Dopillar en Ouzbek, tioubityeïka en russe, la calotte noire et blanche brodée dont le port est très répandu, a une signification religieuse et ethnique. Les hommes coiffés de calottes blanches en feutre sont des Khirghizes.
Il est toujours là. Déboulonné de la place du Registan en 1992, le voilà parmi les tapis de prière.

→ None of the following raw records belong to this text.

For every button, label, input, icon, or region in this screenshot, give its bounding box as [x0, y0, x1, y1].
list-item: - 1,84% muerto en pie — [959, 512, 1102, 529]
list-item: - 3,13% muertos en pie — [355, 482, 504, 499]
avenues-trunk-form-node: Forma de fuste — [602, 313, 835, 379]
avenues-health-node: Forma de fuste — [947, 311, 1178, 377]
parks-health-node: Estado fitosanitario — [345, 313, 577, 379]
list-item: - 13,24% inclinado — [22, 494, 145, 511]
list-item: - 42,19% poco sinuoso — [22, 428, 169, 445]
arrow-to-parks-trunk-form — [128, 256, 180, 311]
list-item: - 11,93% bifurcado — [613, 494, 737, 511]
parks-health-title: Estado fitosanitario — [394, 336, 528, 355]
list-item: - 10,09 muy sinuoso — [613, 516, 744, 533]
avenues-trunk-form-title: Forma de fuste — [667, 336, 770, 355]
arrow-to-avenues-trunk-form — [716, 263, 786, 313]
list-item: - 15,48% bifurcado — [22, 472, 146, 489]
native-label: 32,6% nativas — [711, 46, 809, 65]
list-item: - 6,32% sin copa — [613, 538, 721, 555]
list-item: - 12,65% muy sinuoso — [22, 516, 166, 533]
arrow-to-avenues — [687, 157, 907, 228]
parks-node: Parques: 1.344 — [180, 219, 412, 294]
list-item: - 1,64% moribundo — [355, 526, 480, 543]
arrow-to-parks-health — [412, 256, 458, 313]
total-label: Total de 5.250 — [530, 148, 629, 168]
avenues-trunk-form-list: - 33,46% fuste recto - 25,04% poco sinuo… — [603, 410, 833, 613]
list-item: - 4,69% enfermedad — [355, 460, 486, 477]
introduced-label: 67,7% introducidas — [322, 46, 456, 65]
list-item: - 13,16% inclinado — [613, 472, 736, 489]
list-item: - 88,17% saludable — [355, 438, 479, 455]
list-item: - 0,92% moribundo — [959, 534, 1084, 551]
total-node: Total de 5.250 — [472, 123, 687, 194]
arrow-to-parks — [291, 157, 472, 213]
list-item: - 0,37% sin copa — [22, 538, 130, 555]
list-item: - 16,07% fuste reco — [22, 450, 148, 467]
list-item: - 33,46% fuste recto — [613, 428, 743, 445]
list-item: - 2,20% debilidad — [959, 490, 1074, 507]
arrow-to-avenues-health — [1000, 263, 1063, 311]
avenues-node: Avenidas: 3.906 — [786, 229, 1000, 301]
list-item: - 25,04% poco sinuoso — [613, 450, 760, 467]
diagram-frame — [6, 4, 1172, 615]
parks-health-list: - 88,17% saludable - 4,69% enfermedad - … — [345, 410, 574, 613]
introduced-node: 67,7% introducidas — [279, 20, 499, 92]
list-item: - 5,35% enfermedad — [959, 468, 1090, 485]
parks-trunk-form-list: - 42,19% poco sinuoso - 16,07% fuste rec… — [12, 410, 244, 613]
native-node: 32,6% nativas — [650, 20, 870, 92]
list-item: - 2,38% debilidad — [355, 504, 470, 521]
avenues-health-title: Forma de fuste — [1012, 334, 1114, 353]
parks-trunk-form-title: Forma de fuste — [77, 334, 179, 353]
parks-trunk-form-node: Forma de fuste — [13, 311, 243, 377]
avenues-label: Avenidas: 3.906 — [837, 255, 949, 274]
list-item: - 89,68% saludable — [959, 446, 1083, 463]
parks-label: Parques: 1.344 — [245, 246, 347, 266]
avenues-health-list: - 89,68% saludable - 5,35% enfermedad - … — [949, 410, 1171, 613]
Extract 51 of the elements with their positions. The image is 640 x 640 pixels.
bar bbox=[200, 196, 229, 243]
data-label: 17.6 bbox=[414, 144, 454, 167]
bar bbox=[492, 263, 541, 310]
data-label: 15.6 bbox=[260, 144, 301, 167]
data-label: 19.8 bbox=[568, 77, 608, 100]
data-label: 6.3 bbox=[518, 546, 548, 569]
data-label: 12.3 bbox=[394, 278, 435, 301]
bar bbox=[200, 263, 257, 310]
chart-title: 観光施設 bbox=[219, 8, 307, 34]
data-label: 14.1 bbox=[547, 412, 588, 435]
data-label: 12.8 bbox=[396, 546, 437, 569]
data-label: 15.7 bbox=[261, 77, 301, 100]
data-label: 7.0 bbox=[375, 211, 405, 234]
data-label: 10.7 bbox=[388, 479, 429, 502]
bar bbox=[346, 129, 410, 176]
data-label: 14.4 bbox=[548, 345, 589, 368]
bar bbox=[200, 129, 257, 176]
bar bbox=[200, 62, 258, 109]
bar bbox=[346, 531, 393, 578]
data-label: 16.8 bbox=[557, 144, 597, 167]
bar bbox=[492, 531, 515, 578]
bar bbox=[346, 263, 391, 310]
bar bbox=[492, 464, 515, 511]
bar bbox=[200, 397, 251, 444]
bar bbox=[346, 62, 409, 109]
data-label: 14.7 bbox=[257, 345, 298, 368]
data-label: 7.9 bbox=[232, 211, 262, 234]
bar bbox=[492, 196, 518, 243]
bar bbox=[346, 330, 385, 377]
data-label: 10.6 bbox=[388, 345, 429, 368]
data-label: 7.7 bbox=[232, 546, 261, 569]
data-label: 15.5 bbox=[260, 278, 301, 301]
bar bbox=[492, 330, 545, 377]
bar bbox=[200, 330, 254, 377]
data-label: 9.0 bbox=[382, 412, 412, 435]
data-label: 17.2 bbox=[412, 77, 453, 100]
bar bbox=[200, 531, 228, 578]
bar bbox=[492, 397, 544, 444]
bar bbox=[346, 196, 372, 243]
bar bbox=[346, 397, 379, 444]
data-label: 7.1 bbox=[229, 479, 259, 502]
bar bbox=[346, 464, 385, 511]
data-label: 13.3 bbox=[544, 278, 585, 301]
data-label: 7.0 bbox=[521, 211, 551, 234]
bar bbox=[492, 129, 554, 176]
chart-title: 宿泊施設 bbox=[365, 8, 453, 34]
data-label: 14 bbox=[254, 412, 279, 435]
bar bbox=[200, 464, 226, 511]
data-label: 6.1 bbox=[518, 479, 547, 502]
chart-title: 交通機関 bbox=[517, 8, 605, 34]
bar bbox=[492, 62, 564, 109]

A l’entrée du Bazar de Boukhara, une boutique vend des breloques de l’époque soviétique.

En échange de quelques sums, cette femme brûle des herbes et m'enfume copieusement pour me débarasser du mauvais sort. La journée sera bonne et sans problème.

Le pain est un aliment très respecté. Ne le posez jamais à l'envers, ne le jetez pas.
Mais que mange-t-on avec ce pain? Du Plov, plat national à base de riz et de légumes, des chachliks (brochettes de moutons), des Tchorba (soupes) préparées de multiples façon, des samsa (chausson farcis de viande), des pelmeni (raviolis farcis) sans oublier les concombres, les tomates, les fruits...
Séance de mécanique en plein air, devant l'atelier de réparation des cycles. Ces jeunes mécaniciens bichonnent une motocyclette russe.
Comment s'y prend-t-elle ? Pour moi tous les fils se confondent. Installées devant une médersa, fil après fil, noeud après noeud, elle dessine les motifs et le tapis grandit, magnifique travail des mains. L'oeil est rivé sur la trame, la concentration est totale.
En route pour l'école. Depuis l'indépendance la langue Ouzbèque tend à s'imposer à l'école. Toute la population est scolarisée à l'école primaire.

A la sortie d'une ruelle, quatre minarets bleus surgissent au dessus des murs de briques.
Chor minor ( quatre minarets) c'est le nom de cette médressée construite par un riche marchand Turkmène en 1807.
Ses quatre tours à coupole ne sont pas des minarets, leur fonction est simplement décorative.